Os professores insistem com os alunos para que não usem senso comum. Você deve saber, senso comum é aquela ideia, aquela forma de pensar, que é a mais comum, mas que pode já estar ultrapassada, ou pode até ser equivocada. Ou seja, o senso comum é um risco porque podemos estar repetindo o que todos dizem, sem pensar.

Só que o aluno não consegue captar quando está mostrando um senso comum na redação. Não é assim com você? Aposto que é…

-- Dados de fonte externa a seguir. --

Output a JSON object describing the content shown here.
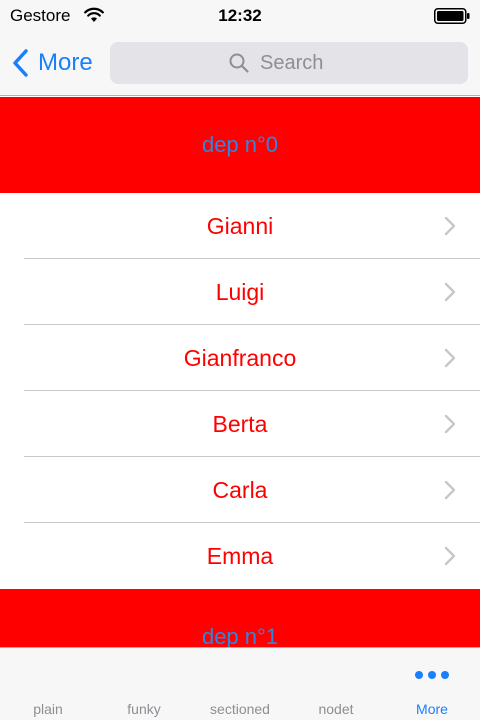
{
  "status_bar": {
    "carrier": "Gestore",
    "time": "12:32"
  },
  "nav": {
    "back_label": "More",
    "search_placeholder": "Search"
  },
  "sections": [
    {
      "header": "dep n°0",
      "rows": [
        "Gianni",
        "Luigi",
        "Gianfranco",
        "Berta",
        "Carla",
        "Emma"
      ]
    },
    {
      "header": "dep n°1",
      "rows": []
    }
  ],
  "tabs": [
    {
      "label": "plain",
      "active": false
    },
    {
      "label": "funky",
      "active": false
    },
    {
      "label": "sectioned",
      "active": false
    },
    {
      "label": "nodet",
      "active": false
    },
    {
      "label": "More",
      "active": true,
      "icon": "more-icon"
    }
  ],
  "colors": {
    "accent": "#1a7ffb",
    "section_bg": "#ff0000",
    "row_text": "#ff0000",
    "header_text": "#2e86e0"
  }
}
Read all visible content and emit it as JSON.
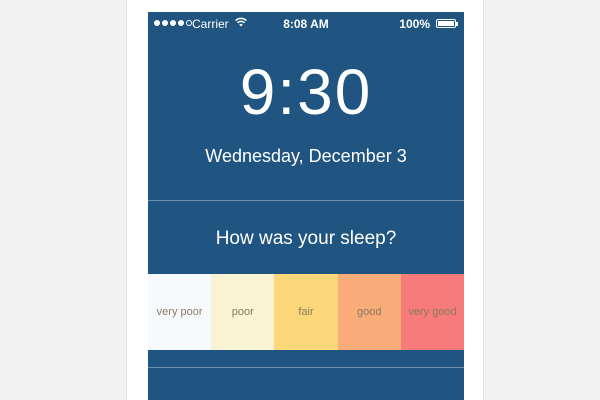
{
  "status_bar": {
    "carrier": "Carrier",
    "time": "8:08 AM",
    "battery": "100%"
  },
  "lock": {
    "time": "9:30",
    "date": "Wednesday, December 3"
  },
  "sleep": {
    "question": "How was your sleep?",
    "options": [
      {
        "label": "very poor",
        "color": "#f7fafc"
      },
      {
        "label": "poor",
        "color": "#faf3d3"
      },
      {
        "label": "fair",
        "color": "#fbd77a"
      },
      {
        "label": "good",
        "color": "#f9ab7a"
      },
      {
        "label": "very good",
        "color": "#f77b7b"
      }
    ]
  }
}
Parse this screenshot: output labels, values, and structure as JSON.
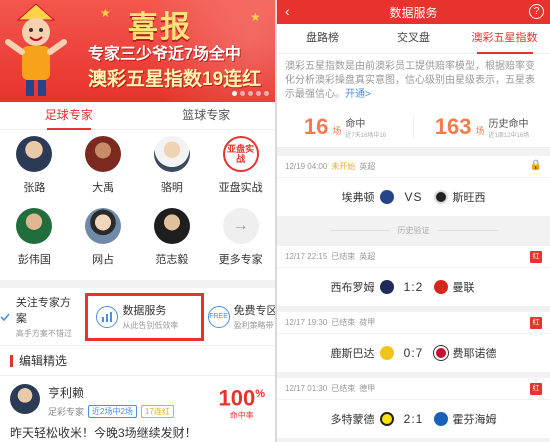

É natural que quando somos mais jovens, lá pelo ensino fundamental, usemos senso comum: coisas que ouvimos dos mais velhos, gente que para nós está sempre certa. Depois vamos percebendo que os mais velhos não estão sempre certos, e começamos a pensar mais com nossa cabeça, e nos basearmos mais no que vemos do que no que falam para nós. Não significa que depois de superarmos o senso comum estaremos sempre certos, e nem que conseguimos superar totalmente o senso comum!

À medida que crescemos naturalmente também vamos percebendo essas falhas e somos mais autônomos na nossa forma de pensar. Mas creio que sempre poderemos usar senso comum sem notarmos.

Como eu disse, naturalmente você vai se desprender do senso comum, e para isso a escola ajuda muito, e a leitura ajuda outro montão!

 

Você não concorda que as mulheres de “antigamente” eram mais submissas aos homens? Acho que você até escreveria isso em sua redação sem problemas. E é bem provável que o corretor aceitasse, porque ele também pode estar preso a esse senso comum.

Entretanto eu encontrei num livro que acabei de ler evidências de que isso não era bem assim quando consideramos o Brasil colonial! A autora – uma estadunidense doutora em História – levantou documentos em cartórios e igrejas em São Paulo e  Rio de Janeiro e comprovou que as mulheres daquela época no Brasil estavam muito a frente das inglesas em termos de emancipação e poder! Quem diria: era um senso comum!

Eu também tinha esse senso comum. Veja neste primeiro parágrafo o que ela diz:

 

No livro conheci a história de uma escrava paulista que simplesmente se recusou a se casar com quem seu senhor tinha ordenado. E ganhou o processo na Justiça! Também conta sobre uma fazendeira analfabeta, solteira que tocou uma fazenda de café e escravos sozinha. E no livro há também a história da irmã dessa fazendeira: uma mãe solteira que criou sozinha o filho – e isso no século XIX!

Nem imaginávamos ein… Então… assim é que os sensos comuns caem por terra…

(Caetana diz não, Sandra L. Graham, Companhia das Letras)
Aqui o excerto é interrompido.